Colombia enfrenta una situación de gran complejidad que no depende de si se erradica o no y con qué modalidad, sino de la capacidad que tiene el Estado para cumplir las metas que se proponga reconociendo que la coca y la cocaína no se van a eliminar del planeta. La persistencia de los cultivos está ligada a un fenómeno criminal trasnacional, más poderoso que todos los gobiernos juntos, y a que las políticas públicas no han logrado mejorar las condiciones de desarrollo y seguridad en lo local.
¿Qué se necesita lograr para resultados?
Si no existe una estrategia clara para reducir la dependencia de comunidades y territorios de la coca y otras economías ilegales —y para enfrentar la capacidad de los grupos criminales de ocupar el lugar del Estado—, cualquier esfuerzo será insuficiente. Seguiremos atrapados en el ciclo de erradicar año tras año, hectárea por hectárea, mientras la coca continúa definiendo la seguridad y la vida social, económica y cultural de cerca de 200 municipios del país.
De nuevo: la cuestión no es erradicar o no. Tampoco encontraremos la respuesta en la sustitución, un concepto desgastado que ha demostrado no dar resultados, porque parte de una visión de corto plazo donde el Estado establece con las familias cultivadoras una relación transaccional y asistencial, en lugar de transformar las condiciones que sostienen la economía cocalera.

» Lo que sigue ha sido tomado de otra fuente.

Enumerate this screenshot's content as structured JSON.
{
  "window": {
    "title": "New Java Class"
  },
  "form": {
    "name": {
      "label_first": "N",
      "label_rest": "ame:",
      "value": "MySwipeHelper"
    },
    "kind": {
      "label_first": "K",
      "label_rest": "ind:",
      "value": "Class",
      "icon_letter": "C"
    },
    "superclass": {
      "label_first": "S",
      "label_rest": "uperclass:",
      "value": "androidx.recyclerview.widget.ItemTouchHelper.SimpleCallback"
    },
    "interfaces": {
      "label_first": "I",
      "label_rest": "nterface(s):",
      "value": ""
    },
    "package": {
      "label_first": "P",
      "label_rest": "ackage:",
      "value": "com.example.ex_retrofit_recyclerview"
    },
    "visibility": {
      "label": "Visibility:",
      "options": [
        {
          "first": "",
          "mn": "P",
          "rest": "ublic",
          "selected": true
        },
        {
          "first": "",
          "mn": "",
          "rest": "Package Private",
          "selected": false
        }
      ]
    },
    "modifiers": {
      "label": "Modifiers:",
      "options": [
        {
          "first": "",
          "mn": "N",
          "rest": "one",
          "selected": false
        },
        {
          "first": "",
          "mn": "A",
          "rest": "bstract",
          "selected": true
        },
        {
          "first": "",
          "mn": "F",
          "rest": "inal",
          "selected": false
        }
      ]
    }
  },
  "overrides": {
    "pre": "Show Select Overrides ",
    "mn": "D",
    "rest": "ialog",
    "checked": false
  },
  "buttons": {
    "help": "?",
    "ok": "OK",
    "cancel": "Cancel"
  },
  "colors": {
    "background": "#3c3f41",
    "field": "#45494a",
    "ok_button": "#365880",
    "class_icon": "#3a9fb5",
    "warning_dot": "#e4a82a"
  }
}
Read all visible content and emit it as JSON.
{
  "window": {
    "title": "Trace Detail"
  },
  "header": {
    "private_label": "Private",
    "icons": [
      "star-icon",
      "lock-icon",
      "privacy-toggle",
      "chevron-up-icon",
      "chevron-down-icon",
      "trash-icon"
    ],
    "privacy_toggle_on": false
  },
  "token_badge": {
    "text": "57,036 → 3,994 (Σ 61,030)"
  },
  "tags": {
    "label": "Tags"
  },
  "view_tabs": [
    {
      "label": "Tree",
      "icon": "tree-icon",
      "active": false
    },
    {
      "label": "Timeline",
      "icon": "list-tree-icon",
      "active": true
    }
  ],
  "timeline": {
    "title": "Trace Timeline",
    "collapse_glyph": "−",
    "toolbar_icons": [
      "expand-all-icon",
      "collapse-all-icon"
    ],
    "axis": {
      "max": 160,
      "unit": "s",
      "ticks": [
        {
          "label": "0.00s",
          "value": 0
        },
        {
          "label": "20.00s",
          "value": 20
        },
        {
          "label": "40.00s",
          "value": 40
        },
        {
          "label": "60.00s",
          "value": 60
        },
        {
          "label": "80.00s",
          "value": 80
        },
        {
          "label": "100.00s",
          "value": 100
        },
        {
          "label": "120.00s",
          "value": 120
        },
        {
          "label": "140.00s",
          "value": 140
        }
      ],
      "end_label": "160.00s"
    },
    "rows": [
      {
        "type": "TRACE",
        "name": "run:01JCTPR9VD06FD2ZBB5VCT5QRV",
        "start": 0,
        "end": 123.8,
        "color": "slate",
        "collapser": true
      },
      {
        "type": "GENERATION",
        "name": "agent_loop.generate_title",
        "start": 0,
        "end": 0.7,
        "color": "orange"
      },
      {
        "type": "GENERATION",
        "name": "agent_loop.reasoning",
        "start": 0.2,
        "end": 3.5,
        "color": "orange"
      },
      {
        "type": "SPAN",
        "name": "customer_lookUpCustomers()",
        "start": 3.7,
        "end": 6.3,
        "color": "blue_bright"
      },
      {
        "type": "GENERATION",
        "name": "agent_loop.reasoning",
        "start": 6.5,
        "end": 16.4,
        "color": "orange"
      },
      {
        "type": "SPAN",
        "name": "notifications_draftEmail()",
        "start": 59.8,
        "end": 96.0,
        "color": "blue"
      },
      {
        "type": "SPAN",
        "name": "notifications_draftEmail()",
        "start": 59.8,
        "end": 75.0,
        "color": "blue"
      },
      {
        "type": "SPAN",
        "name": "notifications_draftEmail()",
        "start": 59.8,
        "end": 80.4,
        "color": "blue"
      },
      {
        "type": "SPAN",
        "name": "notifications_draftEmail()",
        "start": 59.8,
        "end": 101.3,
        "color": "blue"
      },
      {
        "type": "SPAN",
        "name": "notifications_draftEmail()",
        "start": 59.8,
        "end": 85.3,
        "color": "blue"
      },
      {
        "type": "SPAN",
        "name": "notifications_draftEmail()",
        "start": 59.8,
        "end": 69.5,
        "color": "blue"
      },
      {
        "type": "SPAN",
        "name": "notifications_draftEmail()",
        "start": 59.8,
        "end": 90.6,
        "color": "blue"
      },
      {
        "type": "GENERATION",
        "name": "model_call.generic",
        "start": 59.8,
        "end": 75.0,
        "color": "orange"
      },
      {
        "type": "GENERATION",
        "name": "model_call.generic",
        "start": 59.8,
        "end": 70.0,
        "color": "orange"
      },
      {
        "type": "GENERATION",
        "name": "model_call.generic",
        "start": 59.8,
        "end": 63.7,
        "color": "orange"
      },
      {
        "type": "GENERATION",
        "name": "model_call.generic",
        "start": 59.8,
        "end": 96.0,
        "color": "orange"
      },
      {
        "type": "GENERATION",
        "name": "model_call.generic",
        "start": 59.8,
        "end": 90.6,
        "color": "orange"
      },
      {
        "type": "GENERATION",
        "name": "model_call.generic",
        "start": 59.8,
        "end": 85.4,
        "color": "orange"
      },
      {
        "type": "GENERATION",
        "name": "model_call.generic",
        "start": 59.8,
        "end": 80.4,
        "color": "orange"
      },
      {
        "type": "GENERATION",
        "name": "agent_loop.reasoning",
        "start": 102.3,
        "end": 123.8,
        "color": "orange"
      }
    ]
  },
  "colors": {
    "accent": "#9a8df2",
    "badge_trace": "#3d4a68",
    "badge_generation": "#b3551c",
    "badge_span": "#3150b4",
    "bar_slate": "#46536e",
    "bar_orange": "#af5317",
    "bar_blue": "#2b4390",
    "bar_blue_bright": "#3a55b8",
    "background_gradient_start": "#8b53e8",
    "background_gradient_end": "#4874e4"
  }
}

El gobierno actual del presidente Gustavo Petro le apuesta a acuerdos de sustitución con algunas familias que cultivan coca en regiones del Cauca y el Catatumbo, y se han hecho anuncios sobre acuerdos en el marco de las mesas de diálogo de la Paz Total que avanzan en Nariño y Putumayo. Desafortunadamente, es poco probable que esta administración logre resultados sostenibles en los 12 meses que le quedan en el poder, porque estos acuerdos se basan en el mismo modelo de sustitución que no ha mostrado ser efectivo y su implementación expirará con el cambio de gobierno, lo que la reduce a menos de un año, haciendo imposible que tengan impacto en el territorio.
Llegó la hora de superar la historia de grandes anuncios con pocos resultados y el modelo erradicación-sustitución para dar paso a una estrategia enfocada en desarrollar condiciones sociales y de seguridad que distancien a las comunidades del narcotráfico y demás economías ilegales. Esto solo será posible si esa estrategia logra articular, como mínimo, a los sectores de Defensa, Agricultura y Ambiente.
El próximo gobierno tendrá que definir, antes de posesionarse, cuál será su fórmula para reducir la coca. Una que en cuatro años logre concentrar en áreas estratégicas sus capacidades para el desarrollo territorial y juntar esfuerzos con los gobiernos locales, las comunidades, la cooperación internacional y el sector privado para asegurar su sostenibilidad. En otras palabras, necesitará encontrar una fórmula para construir Estado.